Of course, this is just legal warfare used to generate information warfare for the Pacific Pivot. It’s a legal tripwire, a good one, a tired old trick, a variation on the tricks used to depose and delegitimate competition or resistance to Empire everywhere. Find some pretext–a nicely legal one–trap them in a bind, break all the rules, find them guilty (of something–weapons of mass destruction, of murdering babies, of soiling coral reefs, of looking at the master’s wife, of trampling on the British flag–of anything), and shout up and down, until blue in the face, criminal, evil, outlaw. Punish. Discipline. Destroy. Above all, “catapult the propaganda” until something sticks. If they disagree, they must be guilty, and must be taught a lesson. War is a good lesson. War builds character, rights all wrongs, puts things back into place. Let this be the run up to war, a good one, a long time overdue for one to put them in their place.

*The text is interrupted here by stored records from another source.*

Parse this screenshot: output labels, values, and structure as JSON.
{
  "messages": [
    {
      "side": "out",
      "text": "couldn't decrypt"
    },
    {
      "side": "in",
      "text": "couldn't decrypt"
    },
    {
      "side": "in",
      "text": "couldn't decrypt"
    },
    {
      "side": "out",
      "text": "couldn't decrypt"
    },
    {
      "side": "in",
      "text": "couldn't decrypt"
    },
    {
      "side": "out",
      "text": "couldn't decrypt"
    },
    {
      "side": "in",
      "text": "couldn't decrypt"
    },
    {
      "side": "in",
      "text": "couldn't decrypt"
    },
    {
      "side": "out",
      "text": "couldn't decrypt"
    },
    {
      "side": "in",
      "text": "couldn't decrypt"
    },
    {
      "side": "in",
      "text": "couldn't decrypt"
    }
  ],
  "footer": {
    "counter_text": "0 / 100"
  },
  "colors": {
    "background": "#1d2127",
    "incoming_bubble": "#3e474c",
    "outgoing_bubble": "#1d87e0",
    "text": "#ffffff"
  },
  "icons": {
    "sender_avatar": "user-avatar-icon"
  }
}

The Chinese know a thing or two about war and about peace. 5000 years of history have schooled them to the sorrows of war, and seared in their bones the value of peace. If they move to war, they move reluctantly, hesitantly towards it: Every dynasty embroiders and carves its capitals, palaces and streets with calls and summons for peace: the gate of heavenly peace, gate of earthly peace, the long peace. A century and half of exploitation by colonial powers has taught them a thing or two about “global order” as well, its fickleness, brutality, venality, and treacherousness. They also know a few things about history, about justice, legalism and humanity.

Phillippe Sands, one of the hotshot Western lawyers for the Philippines in this case was once cautioned by John LeCarre: “A desk is a dangerous place from which to watch the world”. “A bench is a terrible place”, he could have added, “from which to engineer history”. Sands, Foley-Hoag, the arbitral judges, and the architects of the Pivot could learn a thing or two from the spymaster. Engineering a pretext for war is a terrible thing to do. To contrive so from a bench is unforgivable.